Wie schützt die SA-Konsensmechanik von Dusk Network wirklich gegen Front-Running? Ich habe die Validator-Daten durchforstet und ein paar Details gefunden

Kürzlich ist die Staking-Rate von @Dusk auf über 60 % gestiegen, Validatoren warten in der Warteschlange auf den Einstieg. Das hat meine Neugier geweckt. Ehrlich gesagt gibt es zwar viele Privacy-Chains, aber nur wenige, die Ant-MEV wirklich in die Konsensschicht schreiben. Der Kern des SA-Konsenses ist die blinde Auswahl der Validatoren: Knoten reichen Zero-Knowledge-Proofs ein, um zu beweisen, dass sie berechtigt sind, Blöcke zu erzeugen, aber niemand weiß, wer konkret dahintersteckt.
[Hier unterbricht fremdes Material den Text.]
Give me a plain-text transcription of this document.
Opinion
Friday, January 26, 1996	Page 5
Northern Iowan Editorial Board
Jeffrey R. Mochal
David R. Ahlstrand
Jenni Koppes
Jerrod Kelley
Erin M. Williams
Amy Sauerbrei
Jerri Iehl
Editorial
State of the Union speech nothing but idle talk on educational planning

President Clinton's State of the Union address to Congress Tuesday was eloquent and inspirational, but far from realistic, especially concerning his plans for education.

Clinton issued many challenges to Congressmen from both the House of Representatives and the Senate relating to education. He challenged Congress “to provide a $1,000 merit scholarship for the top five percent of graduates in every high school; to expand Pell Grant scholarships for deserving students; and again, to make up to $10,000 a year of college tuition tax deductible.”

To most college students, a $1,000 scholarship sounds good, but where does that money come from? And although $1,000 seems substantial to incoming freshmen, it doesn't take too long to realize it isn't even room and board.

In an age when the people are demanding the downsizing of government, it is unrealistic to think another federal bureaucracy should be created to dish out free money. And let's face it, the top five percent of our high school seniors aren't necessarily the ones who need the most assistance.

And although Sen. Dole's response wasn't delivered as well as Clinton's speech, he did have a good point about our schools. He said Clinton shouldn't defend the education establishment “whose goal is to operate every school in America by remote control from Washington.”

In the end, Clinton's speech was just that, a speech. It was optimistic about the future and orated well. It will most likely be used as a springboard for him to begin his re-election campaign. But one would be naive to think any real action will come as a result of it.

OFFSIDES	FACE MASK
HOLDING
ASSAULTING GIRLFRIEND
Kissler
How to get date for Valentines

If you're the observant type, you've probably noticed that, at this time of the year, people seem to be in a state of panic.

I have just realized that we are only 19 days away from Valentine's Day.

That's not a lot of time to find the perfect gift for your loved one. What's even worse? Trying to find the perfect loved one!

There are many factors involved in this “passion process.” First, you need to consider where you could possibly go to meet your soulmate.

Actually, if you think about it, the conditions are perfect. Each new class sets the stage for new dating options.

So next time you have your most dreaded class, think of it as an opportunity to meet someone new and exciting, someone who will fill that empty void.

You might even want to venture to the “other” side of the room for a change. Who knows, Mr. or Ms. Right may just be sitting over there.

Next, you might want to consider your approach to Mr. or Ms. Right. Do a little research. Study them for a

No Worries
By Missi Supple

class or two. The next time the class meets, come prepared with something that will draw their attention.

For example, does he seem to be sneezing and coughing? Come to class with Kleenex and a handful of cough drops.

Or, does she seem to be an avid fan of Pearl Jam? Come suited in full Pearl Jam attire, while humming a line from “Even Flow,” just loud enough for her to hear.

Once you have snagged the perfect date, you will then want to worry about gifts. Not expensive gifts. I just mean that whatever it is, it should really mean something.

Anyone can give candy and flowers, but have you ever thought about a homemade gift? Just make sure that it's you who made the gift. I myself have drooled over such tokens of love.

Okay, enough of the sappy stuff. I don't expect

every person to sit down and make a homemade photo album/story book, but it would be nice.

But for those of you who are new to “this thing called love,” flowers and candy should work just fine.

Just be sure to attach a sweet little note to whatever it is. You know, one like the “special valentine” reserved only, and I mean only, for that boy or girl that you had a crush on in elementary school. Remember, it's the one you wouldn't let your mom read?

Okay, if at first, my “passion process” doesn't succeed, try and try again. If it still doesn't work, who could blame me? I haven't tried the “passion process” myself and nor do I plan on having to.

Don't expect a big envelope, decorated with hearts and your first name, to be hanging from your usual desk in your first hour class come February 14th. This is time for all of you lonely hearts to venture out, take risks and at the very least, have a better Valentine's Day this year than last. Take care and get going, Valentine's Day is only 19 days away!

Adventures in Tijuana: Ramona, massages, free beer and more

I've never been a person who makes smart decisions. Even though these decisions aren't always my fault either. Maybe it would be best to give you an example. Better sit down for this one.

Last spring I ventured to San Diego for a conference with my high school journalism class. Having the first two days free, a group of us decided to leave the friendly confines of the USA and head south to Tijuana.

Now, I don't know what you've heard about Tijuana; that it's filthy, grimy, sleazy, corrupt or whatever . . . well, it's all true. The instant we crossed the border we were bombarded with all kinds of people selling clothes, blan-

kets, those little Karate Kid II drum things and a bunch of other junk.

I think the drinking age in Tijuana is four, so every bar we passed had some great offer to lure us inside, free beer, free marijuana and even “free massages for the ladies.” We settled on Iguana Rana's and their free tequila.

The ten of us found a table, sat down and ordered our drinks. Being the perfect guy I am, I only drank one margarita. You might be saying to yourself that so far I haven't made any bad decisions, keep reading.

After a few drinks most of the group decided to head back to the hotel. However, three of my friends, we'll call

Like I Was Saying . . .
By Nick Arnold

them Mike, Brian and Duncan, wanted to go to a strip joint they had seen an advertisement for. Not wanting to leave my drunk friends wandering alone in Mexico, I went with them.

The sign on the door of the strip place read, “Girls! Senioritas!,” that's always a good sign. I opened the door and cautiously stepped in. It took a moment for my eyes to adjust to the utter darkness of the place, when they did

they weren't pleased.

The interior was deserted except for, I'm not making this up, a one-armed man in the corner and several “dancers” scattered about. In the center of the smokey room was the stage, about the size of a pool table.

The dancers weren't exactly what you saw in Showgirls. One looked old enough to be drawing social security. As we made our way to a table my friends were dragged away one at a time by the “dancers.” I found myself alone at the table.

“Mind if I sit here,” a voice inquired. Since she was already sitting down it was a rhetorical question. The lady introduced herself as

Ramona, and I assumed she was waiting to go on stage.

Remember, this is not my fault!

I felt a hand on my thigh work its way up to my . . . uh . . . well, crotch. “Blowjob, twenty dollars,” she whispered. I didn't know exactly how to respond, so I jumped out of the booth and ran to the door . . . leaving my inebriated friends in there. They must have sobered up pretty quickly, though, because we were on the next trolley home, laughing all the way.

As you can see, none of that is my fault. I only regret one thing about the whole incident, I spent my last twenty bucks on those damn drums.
Front-Running-Bots können den nächsten Blockproduzenten nicht einmal festnageln – Sandwich-Angriffe sind damit natürlich kaum einsetzbar. Das ist nicht dasselbe wie bei Ethereum mit PBS: Bei PBS werden Builder und Proposer getrennt, die Identität bleibt öffentlich, und große Mining-Pools könnten weiterhin gezielt bestochen werden.

Die zirkulierende Marktkapitalisierung von DUSK liegt grob bei etwa 35 Millionen US-Dollar (Stand: 17. August 2026 nach Binance-Kursen), die gestakte Jahresrendite schwankt um rund 15 %, und es gibt über 120 Validatoren – das Ökosystem ist noch in einer frühen Phase. Das Blind-Selection-Mechanismus reduziert zwar das Platzangebot für Front-Running, ist aber kein „wasserdichtes“ Konzept: Er hängt von der Sicherheit der Zero-Knowledge-Proof-Parameter und dem Schlüsselmanagement ab. Wenn in der Initialisierungsphase etwas schiefgeht, bleibt trotzdem Spielraum für Betrug. Werden Institutionen Transaktionen wirklich hochladen, nur weil Ant-Front-Running und Privacy quasi ein doppelter Vorteil sind? Diese Frage kann bisher niemand mit voller Überzeugung beantworten.